Le parquet a confirmé que cette piste « accidentelle » est privilégiée par les enquêteurs, en rappelant que l’usage de l’engin en cause « était autorisé par arrêté préfectoral » quand l’incendie a démarré. La limite à ne pas dépasser était 13 heures.

La Gironde était alors placée en vigilance rouge pour le risque d’incendie. Le lendemain, elle a viré au noir et les autorités ont interdit jusqu’à nouvel ordre les travaux forestiers faisant appel à un moteur thermique, et ce « toute la journée ».

Si les habitations de Saumos ont été en grande partie épargnées, le bilan économique s’annonce sévère pour cette commune qui vit en grande partie de la sylviculture et qui a déjà payé un lourd tribut aux incendies de l’été 2022. Pour les Prouvoyeur, la perte financière est importante, leurs parcelles n’étant pas assurées. « Dès qu’il y a un peu de noir sur les bois, les prix s’effondrent », se désole André.

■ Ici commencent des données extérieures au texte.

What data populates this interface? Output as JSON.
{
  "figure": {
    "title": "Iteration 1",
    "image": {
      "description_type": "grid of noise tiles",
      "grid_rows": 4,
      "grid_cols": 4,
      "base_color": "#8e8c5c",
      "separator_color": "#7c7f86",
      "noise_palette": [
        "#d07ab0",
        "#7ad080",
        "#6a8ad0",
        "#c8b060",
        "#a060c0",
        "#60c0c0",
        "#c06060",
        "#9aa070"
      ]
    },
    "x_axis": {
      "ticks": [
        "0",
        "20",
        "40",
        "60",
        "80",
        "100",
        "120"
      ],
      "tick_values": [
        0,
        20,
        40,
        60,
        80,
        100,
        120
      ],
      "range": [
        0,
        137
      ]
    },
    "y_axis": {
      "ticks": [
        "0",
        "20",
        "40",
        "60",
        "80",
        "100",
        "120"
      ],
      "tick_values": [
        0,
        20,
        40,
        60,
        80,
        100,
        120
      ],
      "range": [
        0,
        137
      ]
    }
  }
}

Christophe Ferron, autre sylviculteur de la commune âgé de 60 ans, est tout aussi amer. « Il y en a pour au moins 10 à 15 ans avant de pouvoir recouper quoi que ce soit », évalue-t-il avec dépit. « En 2022, j’avais replanté. Ça a de nouveau brûlé. Ça va être difficile de se relever », lâche l’homme, qui espère un soutien financier, par exemple de l’Union européenne, pour aider la filière.